In April 1997, the long-distance coach service Swebus Express was started with traffic in several of Swebus' route areas. The name had first been used in the 1980s, and had also been loosely used on the long-distance routes prior to 1997, but under Stagecoach's ownership it was developed to a commercial product. The Swebus Express division was later made into a separate subsidiary.

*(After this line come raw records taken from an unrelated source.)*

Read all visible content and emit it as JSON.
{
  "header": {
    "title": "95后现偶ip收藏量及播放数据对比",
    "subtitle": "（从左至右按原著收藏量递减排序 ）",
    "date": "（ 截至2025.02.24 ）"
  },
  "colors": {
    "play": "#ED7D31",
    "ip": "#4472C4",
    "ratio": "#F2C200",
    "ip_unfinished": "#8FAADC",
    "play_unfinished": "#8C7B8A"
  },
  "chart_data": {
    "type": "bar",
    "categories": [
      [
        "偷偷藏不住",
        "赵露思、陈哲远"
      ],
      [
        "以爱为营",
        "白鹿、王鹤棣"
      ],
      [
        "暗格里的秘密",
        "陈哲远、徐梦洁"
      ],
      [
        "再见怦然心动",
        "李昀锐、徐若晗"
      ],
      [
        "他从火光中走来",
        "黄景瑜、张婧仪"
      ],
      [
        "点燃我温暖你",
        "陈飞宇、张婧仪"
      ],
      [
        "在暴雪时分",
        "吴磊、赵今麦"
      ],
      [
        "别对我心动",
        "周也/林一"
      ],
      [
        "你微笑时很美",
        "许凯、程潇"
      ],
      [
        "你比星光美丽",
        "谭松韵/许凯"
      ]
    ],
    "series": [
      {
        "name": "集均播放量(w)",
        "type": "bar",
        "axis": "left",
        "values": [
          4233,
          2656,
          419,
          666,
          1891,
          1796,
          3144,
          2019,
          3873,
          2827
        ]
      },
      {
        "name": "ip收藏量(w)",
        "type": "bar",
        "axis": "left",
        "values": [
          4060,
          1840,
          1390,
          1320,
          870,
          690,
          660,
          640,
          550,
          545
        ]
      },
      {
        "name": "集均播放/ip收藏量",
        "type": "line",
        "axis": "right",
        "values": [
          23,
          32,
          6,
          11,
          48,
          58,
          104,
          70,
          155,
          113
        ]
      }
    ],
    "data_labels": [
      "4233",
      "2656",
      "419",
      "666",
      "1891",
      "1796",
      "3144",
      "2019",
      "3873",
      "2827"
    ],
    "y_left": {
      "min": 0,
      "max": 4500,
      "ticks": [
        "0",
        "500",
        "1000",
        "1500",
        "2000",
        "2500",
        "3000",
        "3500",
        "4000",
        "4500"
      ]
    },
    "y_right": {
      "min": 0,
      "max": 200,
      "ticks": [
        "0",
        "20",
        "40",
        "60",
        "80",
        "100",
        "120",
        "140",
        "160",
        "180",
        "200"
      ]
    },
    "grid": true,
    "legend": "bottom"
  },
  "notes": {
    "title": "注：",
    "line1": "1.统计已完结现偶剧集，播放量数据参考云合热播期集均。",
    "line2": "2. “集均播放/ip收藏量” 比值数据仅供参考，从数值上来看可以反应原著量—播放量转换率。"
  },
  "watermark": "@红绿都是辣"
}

On 27 October 1999, Stagecoach announced that they would sell Swebus to Norwegian-American bus transport group Concordia Bus, with the transaction completed in January 2000.

When the Concordia Bus group changed name to Nobina 1 December 2009, Swebus was also renamed to Nobina Sverige AB.

===Swebus Danmark===
In 1993, Swebus Danmark A/S was established as a Danish subsidiary. In January 1995, Sechers Rutebiler A/S and Dania Tours A/S in Rostved near Rønde, and in March also Fabers Buslinjer A/S in Randers, all in the Central Jutland Region, were acquired and started trading as Dania Bustrafik. Swebus Danmark also won a contract in North Zealand with base in Hørsholm, which started on 1 June 1996. After the Stagecoach takeover, all of Swebus' operations in Denmark were sold to former Danish State Railways (DSB) bus division Combus A/S in autumn of 1997.

===Swebus Norge===
In an effort to enter the market in Norway's capital Oslo, Swebus made a letter of intent with Oslo Sporveier to buy a 48% share in their bus division Sporveisbussene in the autumn of 1994, but the agreement was never realised. In 1995, Swebus Norge AS was established, and in a different strategy to gain access in the Norwegian market, they acquired bus operators Vestoppland Bilselskap AS in Gjøvik in February and Litra Buss AS in Lillehammer and Hamar og Omland Bilruter AS (HOB) in Hamar in October. As the three cities surround lake Mjøsa, Norway's largest freshwater lake, they were all renamed Mjøsbuss AS, with a logo and livery similar to that of Swebus. Mjøsbuss had a total of 270 buses in its fleet. In a new Stagecoach-led attempt to gain traffic in Oslo, they bid for Oslo og Follo Busstrafikk AS (OFB), one of the major bus operators in the Oslo area, but they lost the competition to Norgesbuss. Also a bid for Bærums Forenede Bilruter AS (BFB) was lost to Norgesbuss. Stagecoach had no further interest in the Norwegian market outside Oslo, and all operations in Norway were sold to Norgesbuss on 30 April 1997.